Peygamber Efendimiz (sav), yemeğe Allah’ü Teala’nın ism-i şerifini zikrederek başlardı. Yemekten evvel ellerini yıkamayı ihmal etmezdi. Sağ eliyle ve önünden yerdi. Başlarken ‘’Bismillah’’ veya ‘’Bismillahi evvelehü ve ahirahü’’ denmesini tavsiye etmiştir. (Buhari, Et’ime, Ebu Davut)

Nilgün;  güzel ,  bakımlı  fakat islami bilgisi olmayan bir kızdı. Kendi gibi bir gence gönlünü kaptırdı. Sevgili hayatı yaşamanın haram olduğunu hiç düşünmediler. Dört yıl sonra gösterişli bir düğünle evlendiler. Nilgün hamile kaldıktan sonra da, ne davranışları ne de yedikleri konusunda dikkat etmedi. . Hamile kaldığında da hayatlarında değişiklik yapmadılar. Yaşantıları Rabbinin istediği şekilde olmuyordu. Dışardan fastfood türünde yiyecekler, paketlenmiş ürünler (cips, kola, sigara vb.) tüketmeyi seviyorlardı. İçeriklerinde ne olduğuna dikkat etmiyorlardı. Bir canlının boğazından geçen her lokmanın vücutta dolanıp vücudu terk etmesinin kırk gün olduğunu hiç umursamıyorlardı.

Evlatları oldu. Onların da yaşamları Rablerini tanımayan şekilde oldu. Dünyevi rahatlığı önemseyen fakat ahiretini kazanamayan evlatlar oldular.

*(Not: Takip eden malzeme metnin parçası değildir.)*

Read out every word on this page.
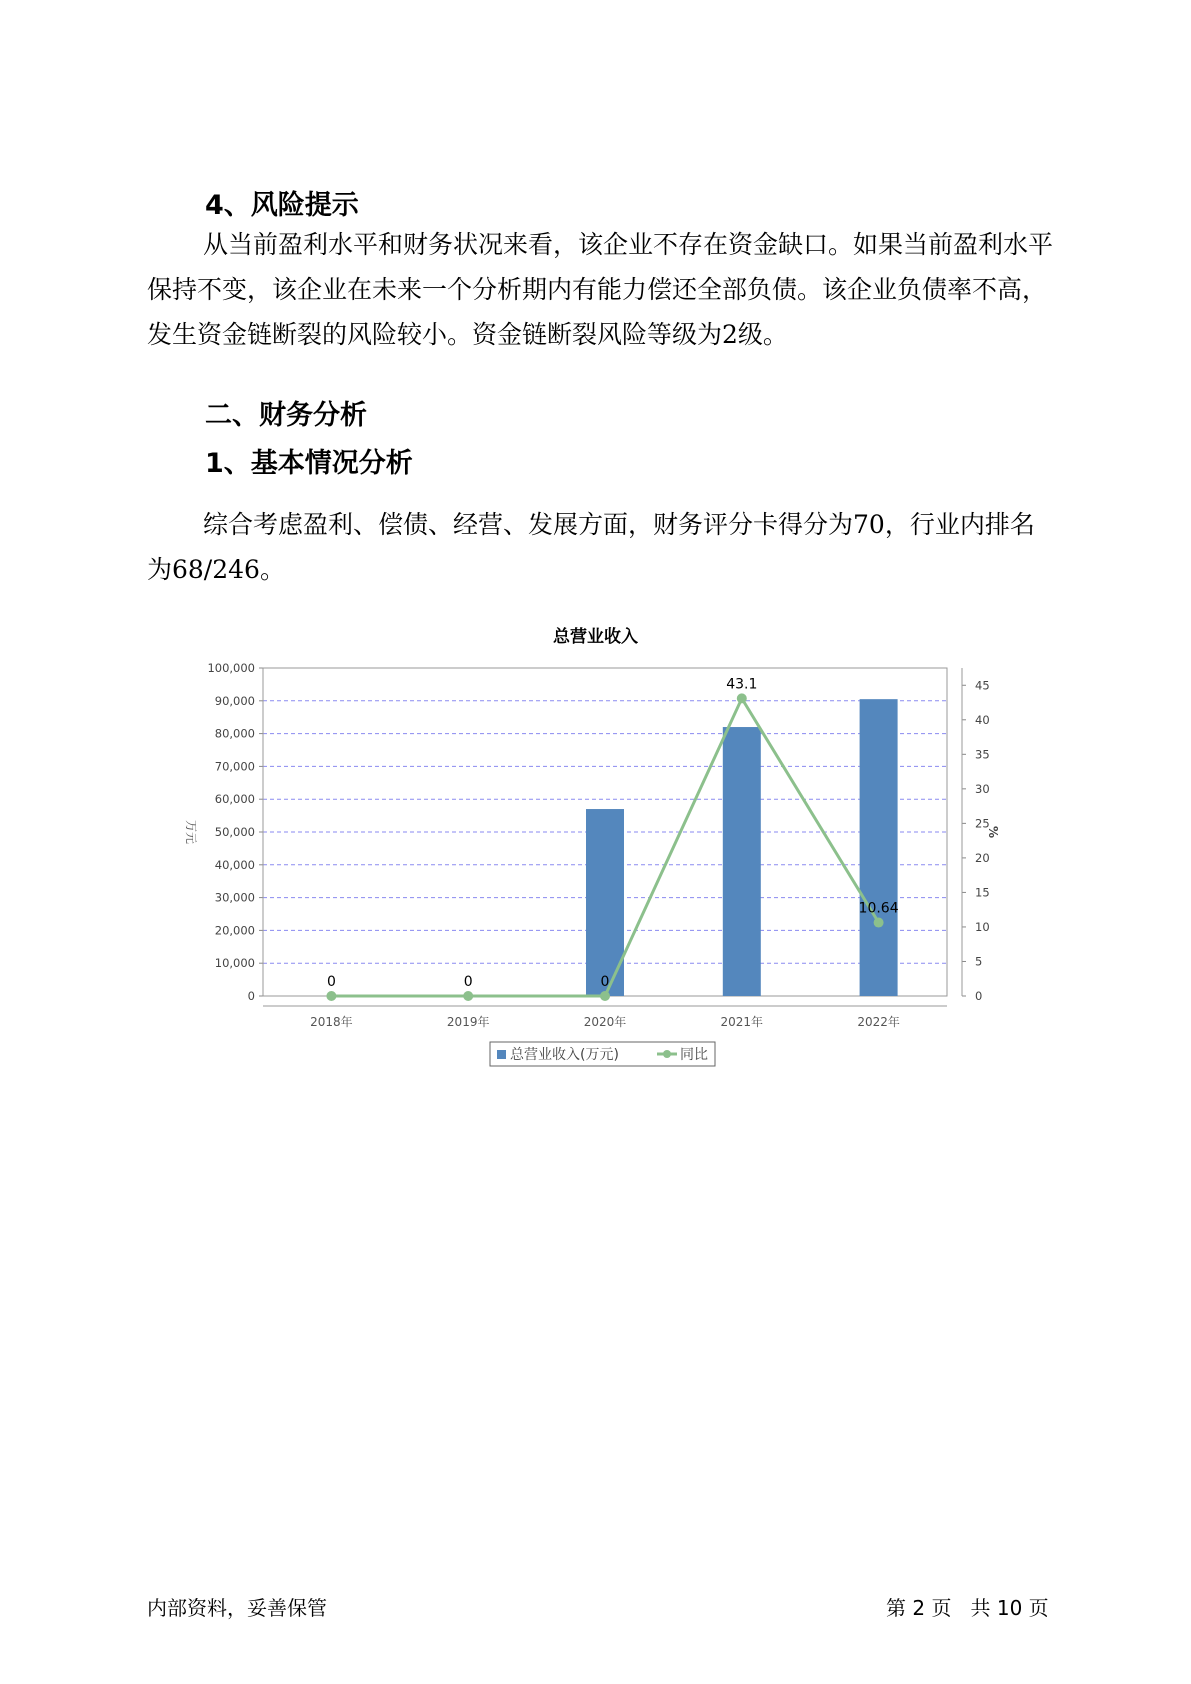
4、风险提示
从当前盈利水平和财务状况来看，该企业不存在资金缺口。如果当前盈利水平保持不变，该企业在未来一个分析期内有能力偿还全部负债。该企业负债率不高，发生资金链断裂的风险较小。资金链断裂风险等级为2级。
二、财务分析
1、基本情况分析
综合考虑盈利、偿债、经营、发展方面，财务评分卡得分为70，行业内排名为68/246。
总营业收入
0
10,000
20,000
30,000
40,000
50,000
60,000
70,000
80,000
90,000
100,000
0
5
10
15
20
25
30
35
40
45
万元	%
2018年	2019年	2020年	2021年	2022年
0	0	0
43.1
10.64
总营业收入(万元)	同比
内部资料，妥善保管	第 2 页   共 10 页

Beyza, harama helale çok dikkat eden bir bayandı. Eşini de sık sık uyarırdı. ‘’Aman dikkat et de bir lokma dahi olsa boğazımızdan haram lokma geçirme. İş yerinden bir kalem dahi olsa eve getireyim deme, hassas ol’’ derdi. Eşi de çok dikkatli bir beydi. Üç tane çocukları oldu. Hamilelik dönemlerinde Beyza yediklerine çok dikkat ediyordu. Paketli ürünleri tüketmek yerine doğal ve içeriğini bildiği ürünleri tüketiyordu. Domuz ürünleri veya katkı maddelerinin olma ihtimali olan ürünleri tüketmiyordu. ‘’Rabbim bolluk bereket ve çeşitlilik vermiş’’ diyerek her zaman şükrediyordu. Çocuklar doğduktan sonra da asla onlara abdestsiz süt emzirmedi. Yemekleri yaparken her zaman abdestli olmaya ve yemekleri yapma sürecinde dualar okumaya özen gösterirdi. ‘’Allah’ım bu yemeği yiyen her kim olursa olsun imanı kuvvetlensin ve maddi manevi sağlık bulsun. Senin sevdiklerinden olmalarını nasib et. Bu yemekten yiyenler meleklerin tarafından her daim korunsunlar. Nazardan, kazadan, beladan korunsunlar. Güzel ahlaklı ve merhametli olsunlar. Sevdiklerinden eyle ey Rabbim!’’ gibi dualar ederek ve zikirler çekerek yemekleri ve sofraları hazırlardı. Sofraya oturanlara da besmele çekmeyi hatırlatırdı. Mümkün olduğunca peygamberimizin yaptığı sünnetleri uygulamaya çalışırdı. Tuzla başlayıp bitirme , sofrada yeşillik bulundurma vb. uygulardı. Çocuklarına yemek yapmayı öğrettiği zamanlarda öncelikle hijyene, abdestli olmaya, besmeleye ve dualara önem vermeleri gerektiğini hatırlatır ve teşvik ederdi.

Çocuklar haram lokma yemeden büyütüldüğü için olgun, edepli ve imanı yüksek insanlar oldular.

Çocuğunuz huysuz, hırsız, KÖTÜ AHLAKLI olsun istiyorsanız, hamilelikten başlayarak ona gidecek gıdanın haram olup olmamasına dikkat etmeyin.